Much to the disappointment of Dark Star fans, their beers are yet to be rolled out into all Fuller’s pubs. Emeny says: “Hophead is now available in some of our pubs but not all, because we can’t keep up with demand. We’re having to do it in a staggered process.” Overall, Emeny says the integration is “going to plan”, and he credits James Cuthbertson, Dark Star managing director, for a lot of that.
He says Fuller’s wants Dark Star to be innovative and produce beers that excite and inspire their customers because they have that sort of reputation. The company is investing in the Dark Star site and looking to put a canning line in, while bottling of Dark Star beers will be conducted at the Griffin Brewery.

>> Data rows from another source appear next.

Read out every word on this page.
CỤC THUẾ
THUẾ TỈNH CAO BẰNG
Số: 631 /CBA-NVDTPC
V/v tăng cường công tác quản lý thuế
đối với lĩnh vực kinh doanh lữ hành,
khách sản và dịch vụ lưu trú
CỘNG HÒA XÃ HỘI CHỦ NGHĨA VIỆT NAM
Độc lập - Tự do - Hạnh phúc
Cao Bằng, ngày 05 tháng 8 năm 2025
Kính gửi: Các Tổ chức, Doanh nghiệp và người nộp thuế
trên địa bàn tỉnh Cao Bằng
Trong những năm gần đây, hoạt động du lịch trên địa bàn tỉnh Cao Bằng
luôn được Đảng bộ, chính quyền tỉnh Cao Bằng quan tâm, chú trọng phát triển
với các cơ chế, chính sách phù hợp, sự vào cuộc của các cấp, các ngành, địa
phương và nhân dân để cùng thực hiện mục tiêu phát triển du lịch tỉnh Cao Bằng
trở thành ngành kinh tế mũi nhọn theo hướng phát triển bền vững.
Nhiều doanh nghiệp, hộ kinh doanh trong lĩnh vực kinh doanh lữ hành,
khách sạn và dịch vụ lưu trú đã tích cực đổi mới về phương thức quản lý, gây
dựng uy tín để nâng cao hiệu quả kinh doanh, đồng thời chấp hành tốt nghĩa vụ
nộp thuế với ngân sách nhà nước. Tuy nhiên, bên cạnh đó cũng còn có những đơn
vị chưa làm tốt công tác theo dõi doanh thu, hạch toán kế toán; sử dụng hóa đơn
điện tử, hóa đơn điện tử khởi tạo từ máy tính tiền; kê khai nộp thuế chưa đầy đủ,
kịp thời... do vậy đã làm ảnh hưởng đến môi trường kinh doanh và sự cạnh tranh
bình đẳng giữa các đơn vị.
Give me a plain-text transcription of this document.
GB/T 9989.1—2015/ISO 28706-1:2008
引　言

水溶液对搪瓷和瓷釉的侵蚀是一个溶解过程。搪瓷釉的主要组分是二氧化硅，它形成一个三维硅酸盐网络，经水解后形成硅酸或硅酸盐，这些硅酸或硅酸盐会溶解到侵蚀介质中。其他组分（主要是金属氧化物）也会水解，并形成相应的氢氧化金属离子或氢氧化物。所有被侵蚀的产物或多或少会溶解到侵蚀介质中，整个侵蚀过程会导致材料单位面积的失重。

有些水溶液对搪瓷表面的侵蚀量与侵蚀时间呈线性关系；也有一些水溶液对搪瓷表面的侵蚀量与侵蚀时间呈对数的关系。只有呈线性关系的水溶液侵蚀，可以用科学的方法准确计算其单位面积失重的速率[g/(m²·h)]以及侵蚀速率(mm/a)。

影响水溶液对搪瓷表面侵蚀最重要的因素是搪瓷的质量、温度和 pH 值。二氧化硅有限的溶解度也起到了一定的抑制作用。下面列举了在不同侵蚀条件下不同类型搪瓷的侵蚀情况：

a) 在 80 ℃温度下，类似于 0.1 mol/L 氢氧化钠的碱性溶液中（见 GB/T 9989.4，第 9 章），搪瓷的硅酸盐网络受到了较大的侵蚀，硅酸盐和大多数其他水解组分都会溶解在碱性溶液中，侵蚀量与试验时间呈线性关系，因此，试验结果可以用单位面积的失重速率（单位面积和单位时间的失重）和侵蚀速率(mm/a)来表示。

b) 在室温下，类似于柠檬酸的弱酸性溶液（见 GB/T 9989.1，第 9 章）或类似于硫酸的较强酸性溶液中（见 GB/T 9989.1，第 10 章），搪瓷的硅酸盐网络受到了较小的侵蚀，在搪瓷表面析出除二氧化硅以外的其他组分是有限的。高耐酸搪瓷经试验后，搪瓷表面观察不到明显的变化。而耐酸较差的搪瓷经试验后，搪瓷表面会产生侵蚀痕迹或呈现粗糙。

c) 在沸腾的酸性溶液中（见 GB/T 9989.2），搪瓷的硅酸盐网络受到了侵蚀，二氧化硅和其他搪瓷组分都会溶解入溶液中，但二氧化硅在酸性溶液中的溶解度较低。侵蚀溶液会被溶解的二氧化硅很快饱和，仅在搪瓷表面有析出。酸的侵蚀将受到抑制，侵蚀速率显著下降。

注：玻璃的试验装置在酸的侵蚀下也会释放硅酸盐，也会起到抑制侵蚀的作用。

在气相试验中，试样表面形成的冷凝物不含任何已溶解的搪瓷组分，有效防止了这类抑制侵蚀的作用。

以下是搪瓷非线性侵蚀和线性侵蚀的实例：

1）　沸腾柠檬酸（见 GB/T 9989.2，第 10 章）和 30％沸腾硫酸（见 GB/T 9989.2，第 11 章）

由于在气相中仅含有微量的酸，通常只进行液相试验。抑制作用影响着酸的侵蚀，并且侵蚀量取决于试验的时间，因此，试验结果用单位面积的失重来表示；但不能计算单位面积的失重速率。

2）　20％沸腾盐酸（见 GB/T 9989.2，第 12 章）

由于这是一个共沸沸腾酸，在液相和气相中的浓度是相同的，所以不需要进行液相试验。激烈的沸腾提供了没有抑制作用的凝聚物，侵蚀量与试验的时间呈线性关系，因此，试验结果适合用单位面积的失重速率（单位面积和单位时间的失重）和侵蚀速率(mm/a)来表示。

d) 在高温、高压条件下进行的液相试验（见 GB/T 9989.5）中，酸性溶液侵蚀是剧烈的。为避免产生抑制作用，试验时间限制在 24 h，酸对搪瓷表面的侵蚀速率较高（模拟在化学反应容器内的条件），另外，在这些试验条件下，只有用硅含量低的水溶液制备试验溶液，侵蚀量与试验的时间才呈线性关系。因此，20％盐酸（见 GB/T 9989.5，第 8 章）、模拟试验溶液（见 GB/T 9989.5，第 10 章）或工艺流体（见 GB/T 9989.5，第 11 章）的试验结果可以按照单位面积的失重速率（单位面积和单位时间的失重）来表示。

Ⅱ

As to the purchase of Bel & The Dragon, Emeny says “it is a business that really encapsulates what we think customers want from a pub”. It’s been a well-invested business under Joel Cadbury, chairman of Longshot, the leisure operator that runs the sites, so the pubs have been very well looked-after, he adds.
Initially, the leadership at Fuller’s will be evaluating what Bel & The Dragon is to its customers and which sites, if any, could be moved into the business. Emeny, Turner and Jonathon Swaine, managing director of Fuller’s Inns, have visited the sites and Emeny says for now they plan to run it at arm’s length.
“There are 220 colleagues who have worked for Bel & The Dragon for a long while; we’ve been quite good at making people feel very welcome, so that’s really what our focus is on at the moment.”
The values and heritage of Fuller’s is clearly an important element of the business as it heads into a tough trading market, but as Emeny has shown, he is unafraid to try new things and says: “It’s very important that you continue to reinvent yourself. I do see it as a constant challenge to reinvent myself the whole time and to ensure that the business keeps being progressive.”